Martin Scorsese's latest offering, 'Hugo', aims to take the viewers into a new world along side the titular character, Hugo Cabaret (played onscreen by Asa Butterfield). It is, however, also a journey for Scorsese, as he ventures into the previously unexplored territories of 3D and motion capture. It's an intrepid adventure, which he largely pulls off, with the film looking beautiful throughout. There's a great opening sequence which takes you on a 3D tour of the Gare Montparnasse; 1930s Paris has never looked so good.

Despite these well-utilised aesthetics, there's a strong argument that this is yet another film that uses 3D as a gimmick, rather than actually changing the quality of the movie. With recent films such as 'The Adventures of Tintin' proving that the technology can actually be put to good use, it's a shame to say that 'Hugo' doesn't quite hit this mark.

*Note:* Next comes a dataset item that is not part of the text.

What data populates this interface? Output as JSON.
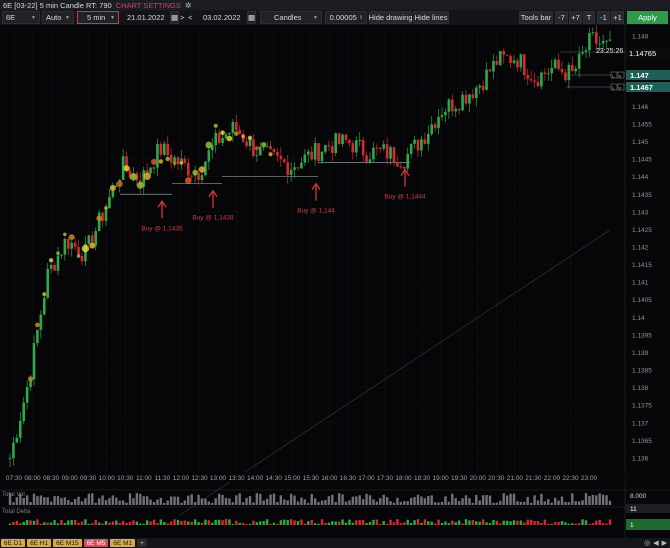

Based on the book, ‘The Invention of Hugo Cabaret’ by Brian Selznick, the film's storyline discusses the magic of movies: “If you ever wonder where your dreams come from, look around: this is where they're made,” Ben Kingsley’s George muses in the film. The history of the cinema is a huge part of this film, which Scorsese has certainly glorified, much to the pleasure of many film buffs.

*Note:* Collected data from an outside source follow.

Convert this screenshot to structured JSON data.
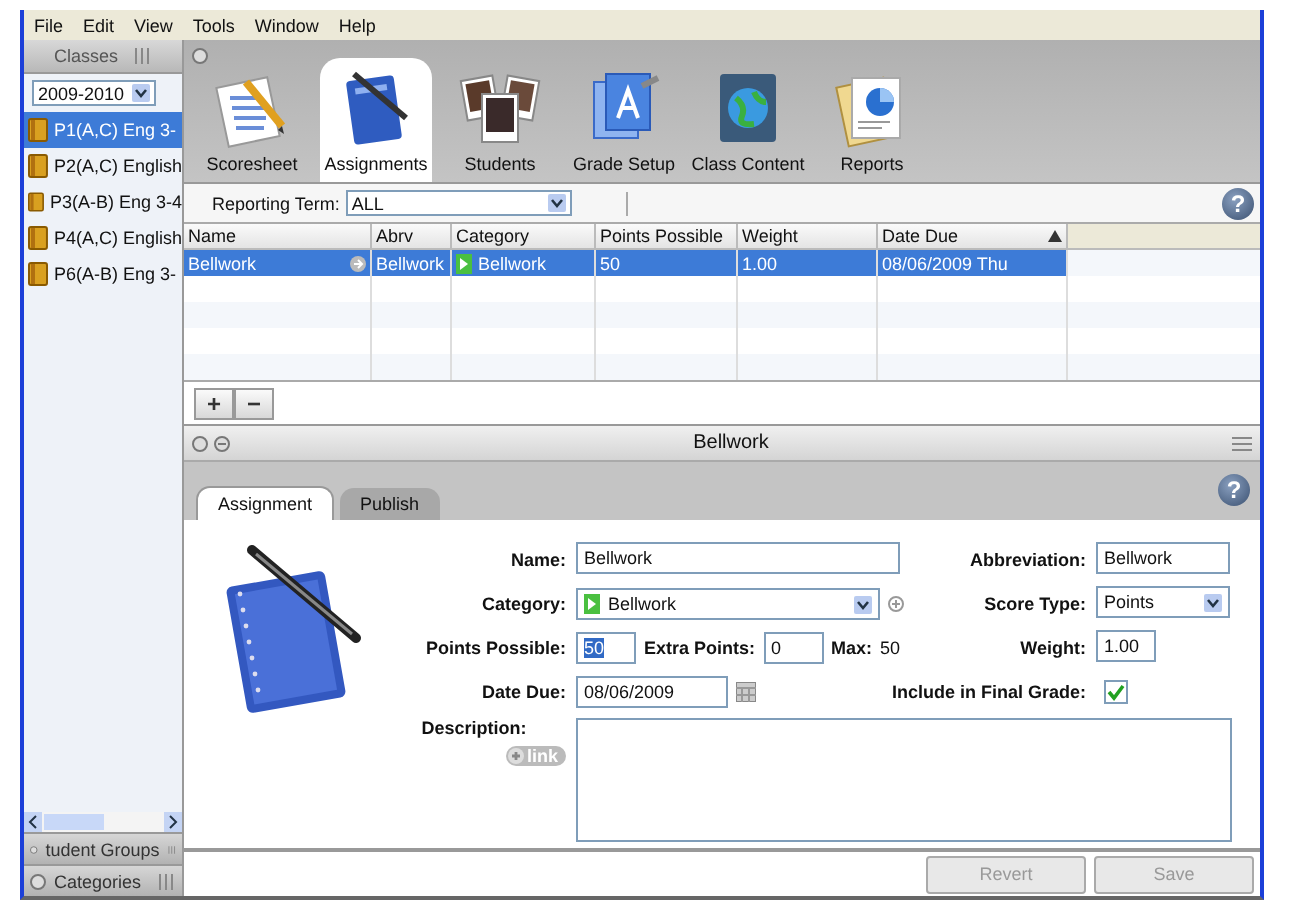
{
  "menu": [
    "File",
    "Edit",
    "View",
    "Tools",
    "Window",
    "Help"
  ],
  "sidebar": {
    "header": "Classes",
    "year": "2009-2010",
    "classes": [
      {
        "name": "P1(A,C) Eng 3-",
        "selected": true
      },
      {
        "name": "P2(A,C) English",
        "selected": false
      },
      {
        "name": "P3(A-B) Eng 3-4",
        "selected": false
      },
      {
        "name": "P4(A,C) English",
        "selected": false
      },
      {
        "name": "P6(A-B) Eng 3-",
        "selected": false
      }
    ],
    "panels": [
      "tudent Groups",
      "Categories"
    ]
  },
  "toolbar": {
    "tabs": [
      {
        "label": "Scoresheet",
        "selected": false
      },
      {
        "label": "Assignments",
        "selected": true
      },
      {
        "label": "Students",
        "selected": false
      },
      {
        "label": "Grade Setup",
        "selected": false
      },
      {
        "label": "Class Content",
        "selected": false
      },
      {
        "label": "Reports",
        "selected": false
      }
    ]
  },
  "filter": {
    "label": "Reporting Term:",
    "value": "ALL",
    "help": "?"
  },
  "table": {
    "columns": [
      {
        "label": "Name",
        "sorted": false
      },
      {
        "label": "Abrv",
        "sorted": false
      },
      {
        "label": "Category",
        "sorted": false
      },
      {
        "label": "Points Possible",
        "sorted": false
      },
      {
        "label": "Weight",
        "sorted": false
      },
      {
        "label": "Date Due",
        "sorted": true
      }
    ],
    "rows": [
      {
        "cells": [
          "Bellwork",
          "Bellwork",
          "Bellwork",
          "50",
          "1.00",
          "08/06/2009 Thu"
        ],
        "selected": true
      }
    ],
    "add": "+",
    "remove": "−"
  },
  "detail": {
    "title": "Bellwork",
    "help": "?",
    "tabs": [
      {
        "label": "Assignment",
        "selected": true
      },
      {
        "label": "Publish",
        "selected": false
      }
    ],
    "form": {
      "name": {
        "label": "Name:",
        "value": "Bellwork"
      },
      "abbreviation": {
        "label": "Abbreviation:",
        "value": "Bellwork"
      },
      "category": {
        "label": "Category:",
        "value": "Bellwork"
      },
      "score_type": {
        "label": "Score Type:",
        "value": "Points"
      },
      "points_possible": {
        "label": "Points Possible:",
        "value": "50",
        "highlighted": true
      },
      "extra_points": {
        "label": "Extra Points:",
        "value": "0"
      },
      "max": {
        "label": "Max:",
        "value": "50"
      },
      "weight": {
        "label": "Weight:",
        "value": "1.00"
      },
      "date_due": {
        "label": "Date Due:",
        "value": "08/06/2009"
      },
      "include_final": {
        "label": "Include in Final Grade:",
        "checked": true
      },
      "description": {
        "label": "Description:",
        "link": "link"
      }
    },
    "buttons": [
      {
        "label": "Revert",
        "disabled": true
      },
      {
        "label": "Save",
        "disabled": true
      }
    ]
  }
}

Your average audience member, however, may not necessarily agree. Even though it might look like it, 'Hugo' is not strictly a film for kids. The storyline is too in-depth and complex for youngsters to follow – there's too much history, when the truly interesting storyline lies in the adventures of Hugo and his friend, Isabelle (Chloë Grace Moretz), which takes a back seat in this movie. This is more likely to be a film kids will watch once and never see again.

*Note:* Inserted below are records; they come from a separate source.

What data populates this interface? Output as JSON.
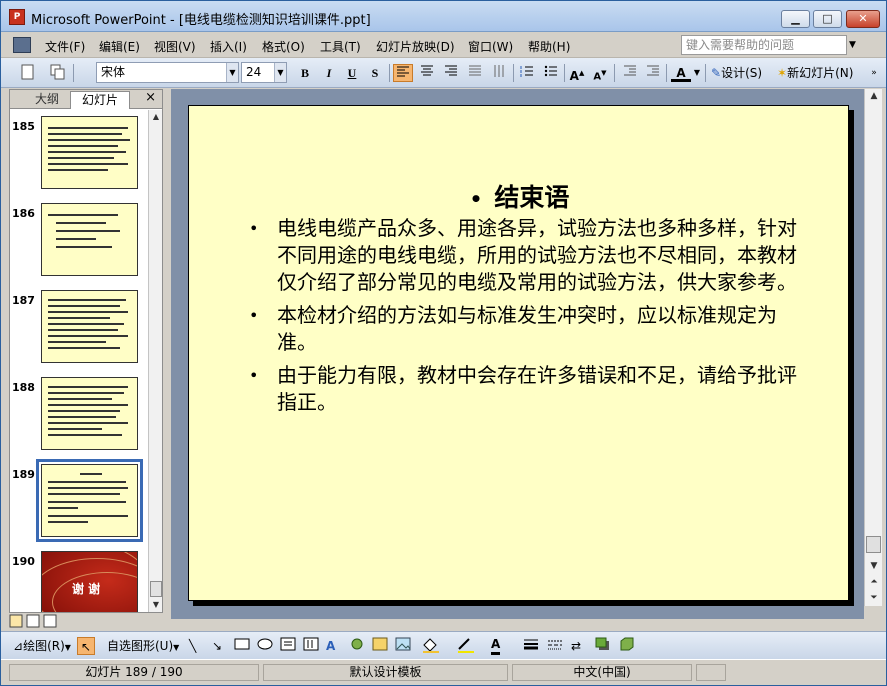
{
  "window": {
    "app_icon": "powerpoint-icon",
    "title": "Microsoft PowerPoint - [电线电缆检测知识培训课件.ppt]",
    "minimize": "▁",
    "maximize": "□",
    "close": "✕"
  },
  "menu": {
    "items": [
      "文件(F)",
      "编辑(E)",
      "视图(V)",
      "插入(I)",
      "格式(O)",
      "工具(T)",
      "幻灯片放映(D)",
      "窗口(W)",
      "帮助(H)"
    ],
    "help_placeholder": "键入需要帮助的问题"
  },
  "toolbar": {
    "font_name": "宋体",
    "font_size": "24",
    "bold": "B",
    "italic": "I",
    "underline": "U",
    "shadow": "S",
    "font_color_label": "A",
    "design_label": "设计(S)",
    "new_slide_label": "新幻灯片(N)"
  },
  "panel": {
    "tab_outline": "大纲",
    "tab_slides": "幻灯片",
    "close": "×",
    "thumbnails": [
      {
        "number": "185",
        "kind": "text"
      },
      {
        "number": "186",
        "kind": "text"
      },
      {
        "number": "187",
        "kind": "text"
      },
      {
        "number": "188",
        "kind": "text"
      },
      {
        "number": "189",
        "kind": "text",
        "selected": true
      },
      {
        "number": "190",
        "kind": "thanks",
        "thanks_text": "谢  谢"
      }
    ]
  },
  "slide": {
    "title": "结束语",
    "title_bullet": "•",
    "bullet": "•",
    "bullets": [
      "电线电缆产品众多、用途各异，试验方法也多种多样，针对不同用途的电线电缆，所用的试验方法也不尽相同，本教材仅介绍了部分常见的电缆及常用的试验方法，供大家参考。",
      "本检材介绍的方法如与标准发生冲突时，应以标准规定为准。",
      "由于能力有限，教材中会存在许多错误和不足，请给予批评指正。"
    ]
  },
  "drawing_toolbar": {
    "draw_label": "绘图(R)",
    "autoshapes_label": "自选图形(U)"
  },
  "status": {
    "slide_position": "幻灯片 189 / 190",
    "template": "默认设计模板",
    "language": "中文(中国)"
  },
  "colors": {
    "slide_background": "#ffffc6",
    "editor_background": "#8090a8",
    "selection": "#3a6ab4"
  }
}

The two young leads are great - Asa Butterfield as Hugo balances the character’s emotion fantastically, and Chloë Grace Moretz is a delight to watch on screen – she’s grown up a lot since ‘Kick-Ass’. Helen McCrory is also brilliant as Mama Jeanne – an under-utilised role in the film.

In the end, 'Hugo' is about people's roles in life - what you do with what you're given, and whether you can make the best of your situation. Though the story can be a little slow at times, and doesn't necessarily move all too far once it does get underway, this film is certainly worth a look for its performances and the stunning Paris in 3D - just don't expect a rollicking children's adventure.